Apparently someone behind me asked Jagdish about parents forcing their kids to marry, because I overheard him explaining that with modern arranged marriages the bride and groom get to know each other before the wedding, and parents don’t usually force their kids to marry someone they don’t like. Bollywood movies have given me that impression, although I realize that comparing Bollywood to the real India is like comparing Hollywood to the real America. When Westerners think of arranged marriages, it conjures medieval and early modern European images of extremely young royalty or aristocrats forced to marry total strangers as a political alliance. Marriage was invented for the purpose of bartering females, using daughters as chattel.

The bus passed at least one other wedding accompanied by fireworks. We saw fireworks several times while riding the bus that night. In future, I think I’ll jokingly react to fireworks by thinking, “Must be another wedding!” When it’s the fourth of July, I’ll be thinking there sure are a lot of people getting married tonight. On the bus, Shantum said that “ninety-nine percent of Indian weddings are arranged,” unlike his wedding. They still stick to the same caste, with the exception of a few really liberal-minded Indians.

Those of us who were not staying behind at the Taj Royal Residence took the bus from the posh hotel to the crazy train station. The bus pulled over at the curb and we looked out the windows, admiring the train station, a sprawling pink and red building with many towers and cupolas. Shantum said, “The train station is, on the outside, the most beautiful building in Lucknow.”

Dean got the picture and said, “On the outside!” As we climbed off the bus, we dodged a big stinky mess of cow excrement.

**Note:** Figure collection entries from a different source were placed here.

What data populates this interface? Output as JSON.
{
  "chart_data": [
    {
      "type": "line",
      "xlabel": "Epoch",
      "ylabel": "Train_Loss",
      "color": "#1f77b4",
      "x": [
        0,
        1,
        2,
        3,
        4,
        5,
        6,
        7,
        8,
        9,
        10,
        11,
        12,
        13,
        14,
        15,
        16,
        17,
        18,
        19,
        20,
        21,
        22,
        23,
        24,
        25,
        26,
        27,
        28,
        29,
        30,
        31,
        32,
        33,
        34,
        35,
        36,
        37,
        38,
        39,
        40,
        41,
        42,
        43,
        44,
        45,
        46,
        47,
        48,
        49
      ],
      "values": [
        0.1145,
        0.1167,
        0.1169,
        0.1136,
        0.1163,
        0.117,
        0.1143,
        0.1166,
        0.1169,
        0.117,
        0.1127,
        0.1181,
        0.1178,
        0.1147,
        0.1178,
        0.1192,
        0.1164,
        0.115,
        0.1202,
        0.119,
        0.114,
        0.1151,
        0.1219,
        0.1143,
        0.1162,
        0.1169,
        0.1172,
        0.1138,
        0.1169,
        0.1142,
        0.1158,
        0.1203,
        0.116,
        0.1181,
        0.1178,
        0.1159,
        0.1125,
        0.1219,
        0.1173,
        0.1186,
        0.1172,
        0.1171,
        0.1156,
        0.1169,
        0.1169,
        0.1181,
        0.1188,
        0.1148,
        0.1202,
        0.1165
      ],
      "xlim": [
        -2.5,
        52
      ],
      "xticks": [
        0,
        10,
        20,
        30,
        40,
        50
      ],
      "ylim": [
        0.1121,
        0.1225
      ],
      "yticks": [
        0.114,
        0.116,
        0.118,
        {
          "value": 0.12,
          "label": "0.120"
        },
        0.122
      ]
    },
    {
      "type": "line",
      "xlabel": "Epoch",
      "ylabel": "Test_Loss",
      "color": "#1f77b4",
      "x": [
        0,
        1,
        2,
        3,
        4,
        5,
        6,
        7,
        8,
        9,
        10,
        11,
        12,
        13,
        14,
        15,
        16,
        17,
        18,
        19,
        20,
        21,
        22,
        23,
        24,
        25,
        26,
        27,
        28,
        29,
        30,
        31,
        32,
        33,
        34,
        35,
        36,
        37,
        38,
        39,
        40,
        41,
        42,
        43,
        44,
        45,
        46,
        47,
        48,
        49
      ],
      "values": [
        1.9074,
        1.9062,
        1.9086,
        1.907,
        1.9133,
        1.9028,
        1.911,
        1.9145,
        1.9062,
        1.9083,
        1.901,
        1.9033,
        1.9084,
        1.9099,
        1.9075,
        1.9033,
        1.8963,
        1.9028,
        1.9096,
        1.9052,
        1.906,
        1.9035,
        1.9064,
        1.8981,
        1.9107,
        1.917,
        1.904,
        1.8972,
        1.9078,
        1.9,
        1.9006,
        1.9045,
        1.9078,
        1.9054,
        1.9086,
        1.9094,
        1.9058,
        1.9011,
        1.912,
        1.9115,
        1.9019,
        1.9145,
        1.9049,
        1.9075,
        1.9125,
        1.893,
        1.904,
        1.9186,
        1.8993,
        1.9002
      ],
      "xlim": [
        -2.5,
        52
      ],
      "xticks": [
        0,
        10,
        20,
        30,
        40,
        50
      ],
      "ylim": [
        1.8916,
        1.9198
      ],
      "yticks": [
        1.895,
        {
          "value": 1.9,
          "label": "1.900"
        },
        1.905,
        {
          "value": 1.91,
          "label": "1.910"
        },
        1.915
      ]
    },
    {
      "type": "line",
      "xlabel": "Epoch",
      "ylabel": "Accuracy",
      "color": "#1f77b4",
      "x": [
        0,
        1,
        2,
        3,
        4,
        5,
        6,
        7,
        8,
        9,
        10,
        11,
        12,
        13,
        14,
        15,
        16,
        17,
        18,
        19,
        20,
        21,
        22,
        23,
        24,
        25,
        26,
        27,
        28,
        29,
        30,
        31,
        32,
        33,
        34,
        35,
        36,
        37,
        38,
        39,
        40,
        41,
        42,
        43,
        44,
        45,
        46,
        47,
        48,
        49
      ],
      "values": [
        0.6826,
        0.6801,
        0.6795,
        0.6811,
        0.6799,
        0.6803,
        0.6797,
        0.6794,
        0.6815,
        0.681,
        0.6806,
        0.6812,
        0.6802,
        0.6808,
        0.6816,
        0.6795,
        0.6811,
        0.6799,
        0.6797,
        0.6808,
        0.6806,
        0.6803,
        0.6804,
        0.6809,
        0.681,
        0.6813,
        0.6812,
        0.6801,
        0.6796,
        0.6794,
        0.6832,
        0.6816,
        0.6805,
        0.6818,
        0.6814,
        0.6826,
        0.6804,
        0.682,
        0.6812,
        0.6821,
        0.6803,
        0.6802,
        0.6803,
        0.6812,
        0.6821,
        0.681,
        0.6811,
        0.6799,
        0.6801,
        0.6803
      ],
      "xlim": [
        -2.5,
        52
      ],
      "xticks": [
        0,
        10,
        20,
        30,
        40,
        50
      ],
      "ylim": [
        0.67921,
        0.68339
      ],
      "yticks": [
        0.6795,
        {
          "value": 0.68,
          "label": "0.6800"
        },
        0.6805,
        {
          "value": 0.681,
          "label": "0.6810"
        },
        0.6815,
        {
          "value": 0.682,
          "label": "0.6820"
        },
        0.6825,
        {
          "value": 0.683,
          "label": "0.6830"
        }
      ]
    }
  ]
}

Just inside the entrance, I could see lots of people sitting and lying asleep inside the station, and a cow stood to our left.

Shantum led us to the platform, where lots of people stood or sat around waiting and waiting, and where to our vast amusement a bull wandered. Now that we were no longer in a hurry, I took a picture of the bull on the platform, and Erika did too, saying, “Oh, look at those crazy tourists, taking pictures of a cow.”

Yvette said, “We’re staring at the bull, and everyone else is staring at us.” We were definitely the only Westerners on the train platform and perhaps in the entire station. We moved out of the bull's path and watched as it stopped by a turbaned guy who fed it pieces of bread. Shantum explained that the train before ours was running late, since according to schedule it shouldn’t have still been sitting there in front of us.

A little girl walked by us wearing yellow plastic sandals topped with yellow plastic daisies. With every step she made, her shoes squeaked. Yvette said, “Oh, that’s a good idea, so the kid doesn’t get lost.”

I said, almost in time with the squeaking shoes, “Squeak, squeak, squeak.” The little girl and the two women accompanying her passed us, and the women looked back at me with giggles as they covered their smiling mouths with the edges of their saris, which were draped over their heads. I giggled back.

Later Shantum said, “I’m going further down to make sure Jagdish isn’t at the wrong spot with the luggage. Don’t move unless the bull charges!” The train showed up not long after that, at the same time that Shantum returned. He showed us which cars we had to climb aboard. We each had a ticket and were assigned by car rather than to specific seats. I chose a window seat, one of the narrow beds that runs parallel to the length of the train and has its own window. Jennifer chose the bed directly above mine. Plain white cotton curtains hung so that anyone ready to sleep could have some privacy.

While we sat on board admiring our narrow blue vinyl beds for the night, Jagdish and the porters arrived with our suitcases, which they scooted underneath our beds. Erika’s suitcase is huge and green and took up much of the space under my bed, but each of our suitcases is identified with our name in addition to red ribbons tied to the handles, so it doesn’t matter if my suitcase isn’t close to me.

Lying behind a curtain on my bunk of the sleeper train, I got comfy in a reclining Buddha pose. That is, I lay on my right side, with my legs just about straight and one foot on top of the other and with my right arm tucked under my pillow. The train hasn’t started moving yet; I think it’s waiting for other trains to get a head start.